Sydnie and Haylie Jimenez

April 1 – 29, 2023

Press Release

Lucy Lacoste Gallery is pleased to present Love You To Death, April 1-29 2023, with the twin sister duo of Sydnie and Haylie Jimenez; centered around the representation of black and brown youth as well as self-expression as a form of storytelling and power within art and community. Additionally, their work is heavily informed by their relationship as twins. Love You To Death effectively embodies the emotional experiences and trends of today’s youth as well as ideas of chosen family, life-long friendships, and surrounding yourself with ones you love.

Sydnie Jimenez has been showing with Lucy Lacoste since 2020, including her very well received solo in 2021 and participation in multiple group exhibitions here. It is her first time showing here with her sister Haylie. This exhibition speaks to the importance of relationship as seen through the eyes of these identical twins. The infinite care and trust they have built with each other becomes the basis for shaping and forming countless other relationships. Because of the many shared experiences, their art can be collaborative and parallel.

Sydnie and Haylie are a force to be reckoned with as their combined voices scroll through narratives of self-expression, identity, love, fashion, body, attitude, revolution, and LGBTQ+ identities. The subjects of their collaborative work are inspired by the essence of both sisterhood and their surroundings. We see their artistic abilities merge in the sculptures I Love Country Boys and Black Bikini with Haylie doing the tattoos on figures made and painted by Sydnie.

Born of a white mother and a Dominican father, Sydnie and Haylie’s art comes from the reflection on what it is like to grow up mixed race in a European centered culture. Above all, their work is about attitude. With the rebellious, suspicious nature of their figures the duo shows the ‘tough,’ ‘angry’ or ‘bitchy’ demeanors that black and brown femmes take on or are projected onto as a defense mechanism, as well as the radical joy and the deep sadness that permeates their experiences.

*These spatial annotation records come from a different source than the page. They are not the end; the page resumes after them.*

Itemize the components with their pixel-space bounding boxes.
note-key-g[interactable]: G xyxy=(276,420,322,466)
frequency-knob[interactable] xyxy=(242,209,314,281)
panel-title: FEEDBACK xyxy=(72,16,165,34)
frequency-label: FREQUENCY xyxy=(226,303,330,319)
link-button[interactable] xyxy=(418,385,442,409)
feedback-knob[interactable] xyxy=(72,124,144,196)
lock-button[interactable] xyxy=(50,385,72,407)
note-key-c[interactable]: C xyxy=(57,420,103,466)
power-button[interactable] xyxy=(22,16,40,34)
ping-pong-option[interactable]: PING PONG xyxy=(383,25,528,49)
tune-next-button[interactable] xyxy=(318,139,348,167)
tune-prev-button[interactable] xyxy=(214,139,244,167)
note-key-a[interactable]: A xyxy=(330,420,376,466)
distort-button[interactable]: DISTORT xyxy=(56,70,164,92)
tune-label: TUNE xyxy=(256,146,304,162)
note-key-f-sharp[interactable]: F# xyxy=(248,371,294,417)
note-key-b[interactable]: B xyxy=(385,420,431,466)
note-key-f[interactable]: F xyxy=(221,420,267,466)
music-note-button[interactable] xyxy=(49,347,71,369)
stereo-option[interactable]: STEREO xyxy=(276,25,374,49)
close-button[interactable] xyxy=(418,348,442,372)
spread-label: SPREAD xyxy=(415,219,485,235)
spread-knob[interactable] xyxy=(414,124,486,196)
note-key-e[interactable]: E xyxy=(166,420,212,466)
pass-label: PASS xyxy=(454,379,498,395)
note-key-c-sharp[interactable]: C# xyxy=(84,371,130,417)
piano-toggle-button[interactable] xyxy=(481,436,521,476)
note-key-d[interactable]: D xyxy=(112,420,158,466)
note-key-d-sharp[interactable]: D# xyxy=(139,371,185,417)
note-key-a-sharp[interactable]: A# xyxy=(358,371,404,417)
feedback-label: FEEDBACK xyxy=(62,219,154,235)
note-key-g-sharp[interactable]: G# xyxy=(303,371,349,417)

Sydnie’s ceramic figures as a collection, form a community of characters that interact with the style, joy, and sadness each member represents. She continues to draw inspiration from her childhood in north Georgia. While each of her ceramic figures is a unique personification, they also relate as though part of the same community into which we view the members poignant experiences of what it is like to be a person of color in a white dominated culture.

Haylie, primarily a 2-D artist expressing herself through paintings and drawings, is now moving toward a drawing and painting practice on ceramics. Her work in this exhibition is a series of drawings on glazed ceramic tiles or paper which are snapshots of memories with friends. The scenes she creates within her work are ones of endearment. Haylie writes, “Finding BIPOC Queer community in Chicago and long-lasting relationships with friends and family in Georgia was and is a pivotal influence for my work, which surrounds the importance of belonging, collective care, self-expression, and moving through hardships totimes of joy together within these communities.”

Sydnie and Haylie Jimenez were born in Orlando, FL (1997) and raised in rural north Georgia. Sydnie graduated from the School of The Art Institute of Chicago (BFA 2020) focusing on ceramic sculpture and is a recipient of the Windgate Fellowship (2020). Haylie also attended SAIC (BFA 2020). The two sisters are currently working out of the Archie Bray in Helena, MT.

Show Statement by Sydnie and Haylie Jimenez:

Our relationship as twins has heavily informed the way we build and maintain close relationships with important people in our lives. Ultimately, it doesn’t necessarily have to do with being blood relatives with said people. In our exhibition Love You To Death we want to showcase this aspect of our lives, and how things like infinite care and the trust we’ve built with one another has helped shape and form countless other relationships.

Naturally our art can be collaborative because of our countless shared experiences, influences, and shared values. It’s always a pleasure to show together and express this to others.

The versatility and unpredictability of clay sort of mirrors this sentiment of unconditional love and the struggle that comes with it. Paired with drawings on paper which are inherently ephemeral (as they will not last forever), ceramics and drawing work to form these physically and spiritually collaborative works and ideas in Love You to Death.

The term "love you to death" is a southern saying that implies conflict or imperfections within long lasting, loving, and caring relationships, as the phrase is usually followed with a "but" statement, that often illustrates a scenario of confrontation and directness around a certain subject. This aspect of creating and maintaining long lasting relationships is super important to us. Finding community where love and care is upheld is a necessity for us and often other folks that identify with intersecting marginalized identities such as queer, trans, and black/brown folks.